For anyone who follows the news regularly, these are strange times indeed. In the general economy, American companies have largely dug their way out of the Great Recession of a few years ago and are reporting record profits. Yet, despite having these great piles of cash on hand, most are foregoing hiring new employees, preferring to manage their operations with the employees they already have on hand.
In the agricultural market, things are a bit more normal, but only slightly. With commodity prices in near record territory, few grower-customers are complaining about rising crop input and service prices. But as we saw in 2008, this boom time can quickly become a bust if crop prices unexpectedly head south.
The bottom line is that in mid-2011, no one is quite sure what the new normal is anymore.
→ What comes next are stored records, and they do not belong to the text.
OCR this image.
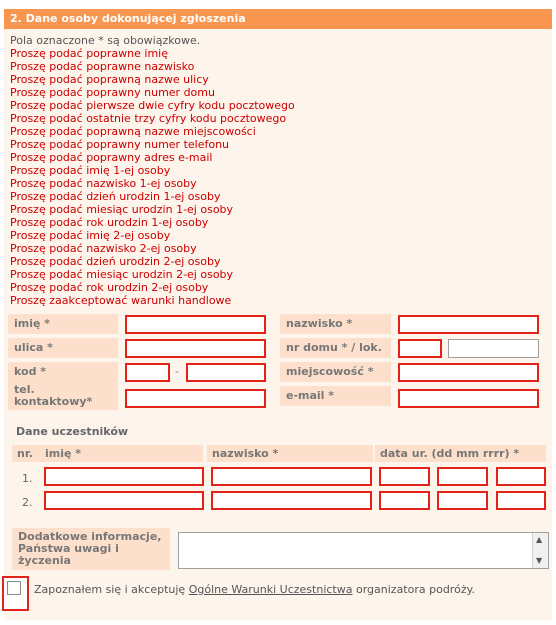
2. Dane osoby dokonującej zgłoszenia
Pola oznaczone * są obowiązkowe.
Proszę podać poprawne imię
Proszę podać poprawne nazwisko
Proszę podać poprawną nazwe ulicy
Proszę podać poprawny numer domu
Proszę podać pierwsze dwie cyfry kodu pocztowego
Proszę podać ostatnie trzy cyfry kodu pocztowego
Proszę podać poprawną nazwe miejscowości
Proszę podać poprawny numer telefonu
Proszę podać poprawny adres e-mail
Proszę podać imię 1-ej osoby
Proszę podać nazwisko 1-ej osoby
Proszę podać dzień urodzin 1-ej osoby
Proszę podać miesiąc urodzin 1-ej osoby
Proszę podać rok urodzin 1-ej osoby
Proszę podać imię 2-ej osoby
Proszę podać nazwisko 2-ej osoby
Proszę podać dzień urodzin 2-ej osoby
Proszę podać miesiąc urodzin 2-ej osoby
Proszę podać rok urodzin 2-ej osoby
Proszę zaakceptować warunki handlowe
imię *	nazwisko *
ulica *	nr domu * / lok.
kod *	-	miejscowość *
tel. kontaktowy*	e-mail *
Dane uczestników
nr.	imię *	nazwisko *	data ur. (dd mm rrrr) *
1.
2.
Dodatkowe informacje, Państwa uwagi i życzenia
▲
▼
Zapoznałem się i akceptuję Ogólne Warunki Uczestnictwa organizatora podróży.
Taking this to heart, the folks at the Mid America CropLife Association (MACA) have decided to take a stab at defining the new state of the agricultural world. Between September 6 and 8 in Bloomington, MN, the association will hold its annual meeting using the theme “Navigating the New Normal.” Speakers at this event will include Tim Emslie, commodity research analyst for the Country Hedging subsidiary of CHS Inc., talking about agricultural exports, Dave King, associate provost for Oregon State University, speaking on the effective use of technology and Dr. Michael Swanson, chief ag economist for Wells Fargo, trying to pin down what the new normal is.
If you are interested in attending this informative meeting, please visit www.maca.org for more details. I’ve been going to this particular meeting for 10 years now and find it very helpful in wrapping my head around key industry trends and issues.
And I’m particularly looking forward to this year’s event. I would love to know what the new normal is and how it will help shape the agricultural world going forward. God knows I’m tired of guessing, just like everyone else!